Private health insurance is particularly beneficial for businesses, and, indeed, the majority of Alex’s clients are corporate. “Business owners often choose to take out medical cover for their employees so they can get back to work as quickly as possible, should injury or illness strike. Company owners and directors, too, just can’t afford to be off sick for any length of time, so again the policy is there to step in. They may also need to arrange treatment at a time that’s most convenient for the business – it would be typical if a long-awaited NHS appointment turned out to be right in the middle of a 30-day business trip abroad!”

Private health insurance premiums increase over time

Your car insurance provider may see the passing of time as a factor in your favour, but a private health insurance provider will not! The older we get, the more likely we are to require treatment for acute conditions, such as joint replacements, and so the higher the insurance ‘risk’ we pose.

But this isn’t the only reason why healthcare premiums rise each year. Claims history will have a big effect on the price you pay, as well as medical inflation, which covers the costs associated with providing state-of-the-art new treatments and drugs; and Insurance Premium Tax, which is implemented by the government and currently stands at a hefty 12%.

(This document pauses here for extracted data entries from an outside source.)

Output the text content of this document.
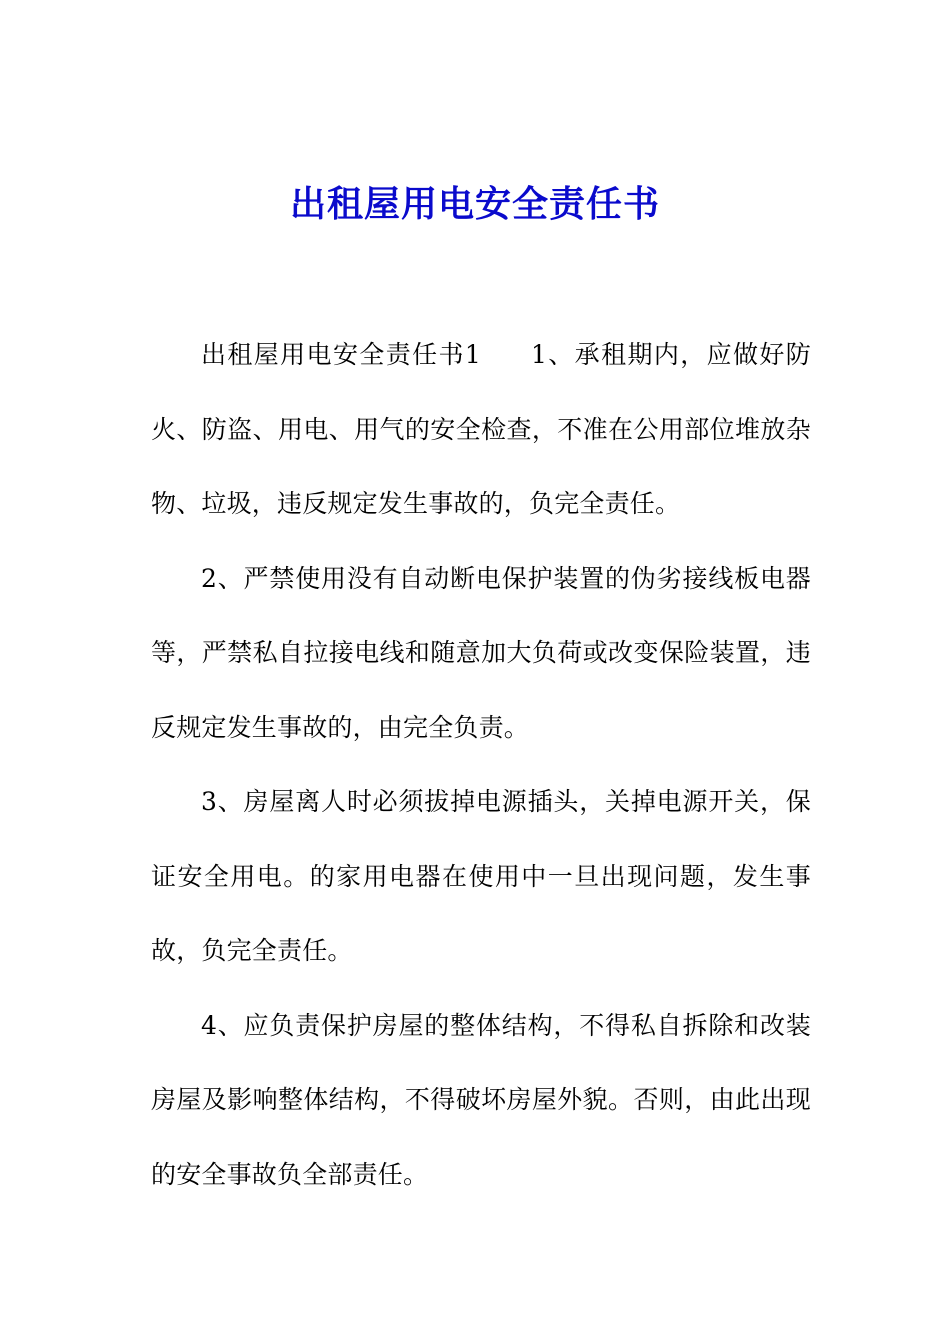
出租屋用电安全责任书

出租屋用电安全责任书1 1、承租期内，应做好防火、防盗、用电、用气的安全检查，不准在公用部位堆放杂物、垃圾，违反规定发生事故的，负完全责任。

2、严禁使用没有自动断电保护装置的伪劣接线板电器等，严禁私自拉接电线和随意加大负荷或改变保险装置，违反规定发生事故的，由完全负责。

3、房屋离人时必须拔掉电源插头，关掉电源开关，保证安全用电。的家用电器在使用中一旦出现问题，发生事故，负完全责任。

4、应负责保护房屋的整体结构，不得私自拆除和改装房屋及影响整体结构，不得破坏房屋外貌。否则，由此出现的安全事故负全部责任。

Alex believes that cost is one of the key considerations for anyone thinking of taking out a private health insurance policy. “It’s important to be sure that you can manage the long-term financial commitment. For some people, that money will be better spent elsewhere. You’ve got to get things in the right order – there’s no point in having a medical insurance policy if you then can’t afford to pay your mortgage!

It’s important to be sure that you can manage the long-term financial commitment

“Someone in their 60s who pays for cover him or herself will likely be looking at a premium of more than £2,000, so it’s not cheap. But for businesses it costs much less per individual because you get a sort of ‘bulk deal’ – and when you take into account the increase in productivity and reduction in sick leave payouts that should follow, these policies can make a big difference to the bottom line.”

Switching provider isn’t necessarily a good thing

In general, we’re positively encouraged to shop around for better deals when it comes time for insurance policy renewal, so you’d be forgiven for thinking the same rule would apply to private health insurance. But Alex cautions against switching provider unless absolutely necessary.

“Premiums are a lot cheaper for brand new policies sold with a pre-existing conditions moratorium than they are with a switch of terms. And if you’ve even so much as received advice on something from your GP during the course of your current policy, it will count as a pre-existing condition from the point of view of any provider you subsequently decide to switch to,” he explains.

“We, therefore, try not to move people if at all possible, but we do get market feedback and then approach the insurance companies to try to get a better price for them.”

How to find private health insurance

As with any insurance product, the key aim is to find a policy that offers everything you need – and at a price you’re happy with. It’s important, therefore, to approach a few different insurance providers to see what they can offer you. You can do this direct, or, as Alex recommends, via an expert broker.

“Look for an adviser who’s a healthcare specialist, with qualifications in private health insurance from the Chartered Insurance Institute. A good place to start is the Association of Medical Insurance Intermediaries’ website, which has a search facility that you can use.

“If possible, try to deal with someone who is reasonably local to you, so that you can have face-to-face meetings if necessary,” he continues. “And above all, choose someone you trust, because you’re going to be talking about personal medical information. At Alan Boswell Group, for example, we have special settings on our computers to keep everything confidential and separate from other areas of the business. We also have a small, specialist team so that clients can always get hold of us.

“Once you’ve chosen someone you feel comfortable with, you can sit back and leave him or her to get on with the job of contacting all of the providers and coming up with a recommendation that’s tailored to your specific requirements.”